A pair of senators stumped to revive energy-efficiency legislation on Wednesday, suggesting its failure would prove a bellwether for future energy bills in the upper chamber.

Sen. Jeanne Shaheen, D-N.H., recalled a recent conversation with the Senate Committee on Energy's leaders in which they said the efficiency bill she is co-sponsoring with Sen. Rob Portman, R-Ohio, was a litmus test for all other energy legislation.

The bill is rather innocuous — it would establish voluntary efficiency standards for building codes, bolster efficiency by manufacturers and encourage the federal government to use less energy, among other things. The House has indicated it would take up the bill if the Senate can pass it.

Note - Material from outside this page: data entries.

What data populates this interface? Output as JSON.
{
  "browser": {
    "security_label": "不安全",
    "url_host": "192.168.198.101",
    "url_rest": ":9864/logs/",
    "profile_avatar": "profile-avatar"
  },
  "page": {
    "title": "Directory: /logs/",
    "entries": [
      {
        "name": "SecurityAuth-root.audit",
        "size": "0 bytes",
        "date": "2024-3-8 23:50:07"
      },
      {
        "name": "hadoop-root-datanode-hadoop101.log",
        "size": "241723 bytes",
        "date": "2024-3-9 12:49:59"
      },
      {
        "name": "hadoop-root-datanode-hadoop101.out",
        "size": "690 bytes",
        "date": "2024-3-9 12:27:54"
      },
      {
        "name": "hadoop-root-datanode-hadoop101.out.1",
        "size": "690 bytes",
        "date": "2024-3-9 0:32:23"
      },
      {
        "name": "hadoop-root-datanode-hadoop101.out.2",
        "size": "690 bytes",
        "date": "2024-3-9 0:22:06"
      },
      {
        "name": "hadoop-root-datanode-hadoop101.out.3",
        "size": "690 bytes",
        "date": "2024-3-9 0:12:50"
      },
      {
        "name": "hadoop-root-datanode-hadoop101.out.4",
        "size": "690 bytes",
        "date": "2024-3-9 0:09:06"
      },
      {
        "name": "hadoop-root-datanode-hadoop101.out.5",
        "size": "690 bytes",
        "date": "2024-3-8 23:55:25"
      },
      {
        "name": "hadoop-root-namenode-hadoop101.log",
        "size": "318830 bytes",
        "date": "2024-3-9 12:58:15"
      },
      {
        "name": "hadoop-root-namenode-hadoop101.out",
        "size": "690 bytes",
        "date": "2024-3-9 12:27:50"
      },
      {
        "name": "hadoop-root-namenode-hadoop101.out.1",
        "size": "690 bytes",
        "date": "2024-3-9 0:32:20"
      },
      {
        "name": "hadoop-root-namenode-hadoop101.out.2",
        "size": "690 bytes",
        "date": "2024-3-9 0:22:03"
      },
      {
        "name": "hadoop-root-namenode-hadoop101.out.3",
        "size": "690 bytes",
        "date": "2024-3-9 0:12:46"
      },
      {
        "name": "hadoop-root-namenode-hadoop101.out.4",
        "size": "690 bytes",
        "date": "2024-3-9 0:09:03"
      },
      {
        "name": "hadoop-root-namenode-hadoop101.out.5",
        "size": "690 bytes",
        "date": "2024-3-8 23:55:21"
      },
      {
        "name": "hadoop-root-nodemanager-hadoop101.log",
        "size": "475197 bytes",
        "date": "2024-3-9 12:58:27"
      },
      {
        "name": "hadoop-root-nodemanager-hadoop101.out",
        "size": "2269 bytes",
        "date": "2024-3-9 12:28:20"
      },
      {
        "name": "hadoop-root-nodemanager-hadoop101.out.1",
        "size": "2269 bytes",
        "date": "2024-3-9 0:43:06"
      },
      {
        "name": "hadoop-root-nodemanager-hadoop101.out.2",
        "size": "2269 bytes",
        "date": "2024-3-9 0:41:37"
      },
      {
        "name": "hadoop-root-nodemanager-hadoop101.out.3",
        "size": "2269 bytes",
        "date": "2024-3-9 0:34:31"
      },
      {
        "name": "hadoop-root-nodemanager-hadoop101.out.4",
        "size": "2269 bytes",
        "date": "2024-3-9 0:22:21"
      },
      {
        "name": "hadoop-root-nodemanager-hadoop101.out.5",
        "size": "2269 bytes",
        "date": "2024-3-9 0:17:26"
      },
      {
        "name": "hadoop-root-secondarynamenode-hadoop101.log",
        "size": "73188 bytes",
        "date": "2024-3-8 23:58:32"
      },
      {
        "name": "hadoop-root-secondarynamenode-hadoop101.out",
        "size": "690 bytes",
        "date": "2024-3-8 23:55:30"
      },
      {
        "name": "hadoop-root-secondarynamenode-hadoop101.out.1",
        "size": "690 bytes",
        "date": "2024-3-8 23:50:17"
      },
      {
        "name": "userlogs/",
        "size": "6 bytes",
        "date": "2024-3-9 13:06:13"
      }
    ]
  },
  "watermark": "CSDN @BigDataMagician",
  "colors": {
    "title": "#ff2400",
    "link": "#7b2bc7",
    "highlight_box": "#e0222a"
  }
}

But it's been a long time -- 2007, to be exact -- since a substantive bill has cleared the upper chamber. That's turned the bill into a free-for-all for amendments, which could range from a vote on the Keystone XL oil sands pipeline to whether the Environmental Protection Agency should regulate greenhouse gas emissions, that threaten its passage.

"The road to additional energy policy goes through passing Shaheen-Portman. If we can't do this, then it's going to be very difficult to do anything else around energy policy in the Senate," Shaheen said the Energy Committee's top lawmakers, Chairman Ron Wyden, D-Ore., and ranking member Lisa Murkowski, R-Alaska, told her. Shaheen was speaking at a Washington event hosted by the Alliance to Save Energy.

The bill's journey to the Senate floor, which dates back to last legislative session, has been arduous.

Senate Majority Leader Harry Reid, D-Nev., finally put the bill on the docket in September. But he yanked it when Sen. David Vitter, R-La., pushed an amendment to force executive branch employees and congressional staff to participate in the Obamacare health exchanges, inciting anger from Democrats who said it was an improper place for such a measure.

Time is running out for the legislative session, but Shaheen and Portman have been working on a new strategy to get the bill to the floor.

They're working with colleagues on a set of bipartisan amendments to put into the bill's text —and then reintroduce it — in hopes of securing a filibuster-proof 60 supporters. Shaheen said they're "close" to that goal, although she declined to tell reporters how close.

The plan, if it comes to fruition, would help disarm amendments like those from Vitter, Portman told reporters on the sidelines of the event.

"We're working on that. We're making good progress. We have a little more ways to go to get the numbers that we would like, but we think once we have that we are going to go back to leadership," Shaheen said.

"The fact is, we learned a lot from the earlier effort," she added.